1959年にはインターネットもソーシャルメディアもなかった。しかし、中国共産党は中国独自のストーリーを世界に伝えることに比較的成功していた。チベット側が一方的に反乱を開始し、大勢の人々がダライ・ラマの反動政府に操られたという虚偽報道が世界に広がった。毛沢東は反乱を引き起こすためにあらゆる手を尽くし、ダライ・ラマとその政府は反乱を阻止し、交渉するためにあらゆる手を尽くしていたため、この報道は真実とは正反対であった。ただし、中国共産党のプロパガンダでさえストーリーの全てを信じさせることはできなかった。中国国外では、ダライ・ラマが「反動主義者」により「拉致」されたという主張も、毛沢東が寛大に逃亡を手助けしたという主張に誰も耳を傾けなかった。しかし、アメリカ中央情報局(CIA)が反乱を組織したといったデマは今でもWikipedia等に掲載されている。

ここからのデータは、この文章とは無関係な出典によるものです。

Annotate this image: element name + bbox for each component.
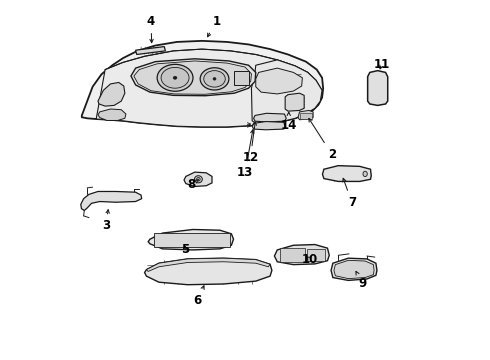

CIAは確かにチベットに関心を持ち、1957年には沖縄とサイパンでチュシ・ガンドゥクの6人のメンバーを訓練し、そのうちの5人にラジオをもたせてパラシュートでチベットに降下させた(1人は自分の足を誤射し、沖縄に残った)。任務は反乱を組織し、先導することよりも、中国政府が作った情報のカーテンを突き破り、状況をCIAに直接報告することであったため、ラジオは絶対に必要であった。
李氏の著書は多くの虚偽報道の誤りを暴く上で有効なツールといえる。しかし、はるかにアクセスしやすい中国のプロパガンダと比べ、どれほど多くの人々がハーバード大学出版局により出版された学術書を手に取るだろうか?